Franny’s first documentary, McLibel (1997, 2005), told the inside story of the infamous McDonald’s libel trial. Filmed with no commission, no budget and a voluntary crew - including Ken Loach, who directed the courtroom reconstructions - it shot to notoriety after getting stopped by lawyers at first BBC1 and then Channel 4 on its first release in 1997. Eight years later - after the ‘McLibel Two’ had defeated the British government at the European Court of Human Rights - it was finally broadcast on BBC2, to excellent viewing figures (1 million at 10.30pm on Sunday) and fantastic reviews . It was then broadcast on TV in 15 countries - including Australia, Canada & America - and released on DVD worldwide. Cinema Libre distributors released it in American cinemas and DVD stores in Summer 2005 and Revelation followed in the UK in 2006. McLibel was nominated for (but never won) any number of awards, including the Grierson Documentary Award and the British Independent Film Awards. It was recently picked for the British Film Institute’s prestigious series, “Ten Documentaries Which Changed The World”.
When the McLibel crew were making their films, website and court cases they didn't for a moment think they'd have any impact on McDonald's. They just thought it was worth doing. Which made the resulting law changes , store closures and sea change in public awareness all the sweeter.
Franny’s second feature doc, Drowned Out (2002), followed an Indian family who chose to stay at home and drown rather than make way for the Narmada Dam. It too sold to TV round the world, was nominated for ‘Best Documentary’ at the British Independent Film Awards 2004 and was released theatrically in America and on DVD worldwide in 2006.
Franny's obsession with climate change, then called The Greenhouse Effect, started with her "Name and Shame" campaign at High School, which promised to reveal which teachers were driving to school rather than biking or walking - and to list which of their cars had catalytic converters (what were they again?). By the next day she'd forgotten all about it, but years later met a former teacher who said the campaign had terrified her to the extent that she had actually gone out and converted her car.

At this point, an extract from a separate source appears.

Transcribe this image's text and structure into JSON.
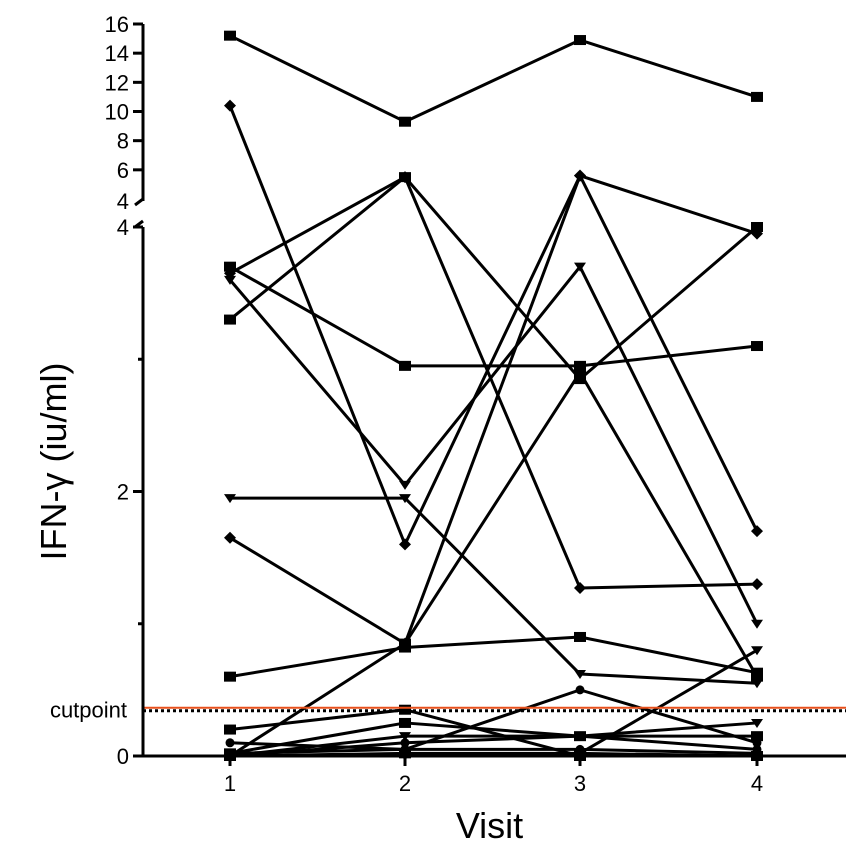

At university seven years later, Franny caused a fuss when her thesis "Is the Human Species Suicidal?" (which is pretty much the blueprint for The Age of Stupid) split the examining committee. One bod called it "the most original undergraduate work I've ever seen" but another riposted "Ms Armstrong is not the kind of person who walks out of the University of London with a First Class Degree". Thus ended Franny's academic career and respect for large institutions.
During the McLibel decade, Franny made two climate change films - Baked Alaska, about the ironies of drilling for oil in a place which is melting ten times faster than the rest of the world, and Going Under, about rising sea levels in the Pacfic. Sadly the latter was never finished as Franny got so spectacularly dumped while filming in Tuvalu she was never able to look at the footage again. (But she did later sell it to a BBC film about Tuvalu also made by a Director who got dumped while on the island. Good job it's disappearing eh?) The silver lining of the sorry experience was that Mark Lynas - who was promoted overnight from climate change colleague to Pillar of Support as they were sharing a single-roomed hut on a 1km island with no phone, internet or plane out for "at least a week" - wasn't so bad after all. Mark became the co-writer of The Age of Stupid.
With zero backing from the UK TV industry, Franny’s films have been seen by more than 53 million people. She has been working full-time on The Age of Stupid since December 2004.